4. Age: LPL Activity decreases in women’s femoral region during
menopause. The same phenomena can be observed in male’s abdominal
region after their sixties.
The Lipolytic Pole
The lipolytic pole of the fat cell has been more researched, and obviously
is more understood than the lipogenic one (212-215-439)
A complex system of hormones and enzymes controls fatty acids release
from adipocytes: insulin, adrenergic receptors, thyroid hormones, adrenal
steroids.
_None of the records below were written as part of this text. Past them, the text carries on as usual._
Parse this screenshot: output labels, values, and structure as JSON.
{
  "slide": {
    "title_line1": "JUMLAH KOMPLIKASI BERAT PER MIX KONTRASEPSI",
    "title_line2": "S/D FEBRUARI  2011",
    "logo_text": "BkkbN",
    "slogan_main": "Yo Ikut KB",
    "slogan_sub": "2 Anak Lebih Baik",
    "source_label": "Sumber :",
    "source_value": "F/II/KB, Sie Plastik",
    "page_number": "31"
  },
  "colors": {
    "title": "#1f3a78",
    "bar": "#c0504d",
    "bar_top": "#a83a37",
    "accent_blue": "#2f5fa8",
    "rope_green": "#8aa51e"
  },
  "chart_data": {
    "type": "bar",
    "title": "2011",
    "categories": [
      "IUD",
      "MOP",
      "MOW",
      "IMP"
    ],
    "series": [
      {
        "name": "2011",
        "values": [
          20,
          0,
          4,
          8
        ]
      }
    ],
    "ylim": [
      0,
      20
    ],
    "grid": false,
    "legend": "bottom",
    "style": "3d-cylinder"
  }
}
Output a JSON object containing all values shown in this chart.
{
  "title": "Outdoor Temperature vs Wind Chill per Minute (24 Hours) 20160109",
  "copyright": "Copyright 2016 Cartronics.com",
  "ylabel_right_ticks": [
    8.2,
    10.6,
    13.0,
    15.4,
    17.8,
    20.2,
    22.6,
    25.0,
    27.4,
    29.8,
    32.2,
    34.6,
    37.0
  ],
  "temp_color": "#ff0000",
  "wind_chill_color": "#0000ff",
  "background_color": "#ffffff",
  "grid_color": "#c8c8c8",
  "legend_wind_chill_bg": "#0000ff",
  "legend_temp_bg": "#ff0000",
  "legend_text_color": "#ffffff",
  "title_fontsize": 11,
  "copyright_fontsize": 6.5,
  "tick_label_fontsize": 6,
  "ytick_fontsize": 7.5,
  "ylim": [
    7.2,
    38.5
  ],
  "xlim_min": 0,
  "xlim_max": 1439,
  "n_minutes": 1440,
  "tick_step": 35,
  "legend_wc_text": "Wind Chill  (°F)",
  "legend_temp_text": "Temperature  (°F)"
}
Phosphodiesterase activity, Proteinkinase, Hormone sensitive
Lipase (HSL) (440)
Activation of the adenylate cyclase by different substances generates
cyclic AMP, which provokes a cascade of protein phosphorilations, the
final step being the phosphorylation and activation of the Hormone sensitive
Lipase, which proceeds in turn to the enzymatic attack of stored triglycerides.
(151-253-350).
An interesting, and beneficial aspect from the therapeutic viewpoint,
is the finding that human adipose tissue possesses both Alfa and beta-cell
membrane adrenoreceptors. Binding of agonist to the beta receptor enhances
lypolisis, where an agonist that bind to alfa2 receptors inhibits lypolisis.
(16-17-18-19-20-21-22-23- 88- 148- 149- 153- 284-
292 - 303-394-498-499-500).
Lipolytic response to epinephrine (both beta 1 and alpha 2 adrenoreceptors)
is more marked in abdominal than in gluteal or femoral tissues. Moreover,
it has been suggested that the male pattern of body fat distribution
(fat mainly located in the abdominal region), may reflect greater alpha2
activity in the abdominal tissue of men.
Recent reports have demonstrated the possibility to locally modulate
those adrenoreceptors, to improve Body Contour deformities.
When compared obese patients managed with a Standard Hypocaloric Diet
submitted (or not) to adrenergic agents (lipolytic), regions treated
with Adrenergic drugs showed greater circumference reduction in treated
areas, as related to control sites.
It may be possible that these Investigations bear some relevance to
the treatment of Obesity.
This approach could hit both targets at the same time: rapid weight
loss and a pleasant body contour remodeling after treatment.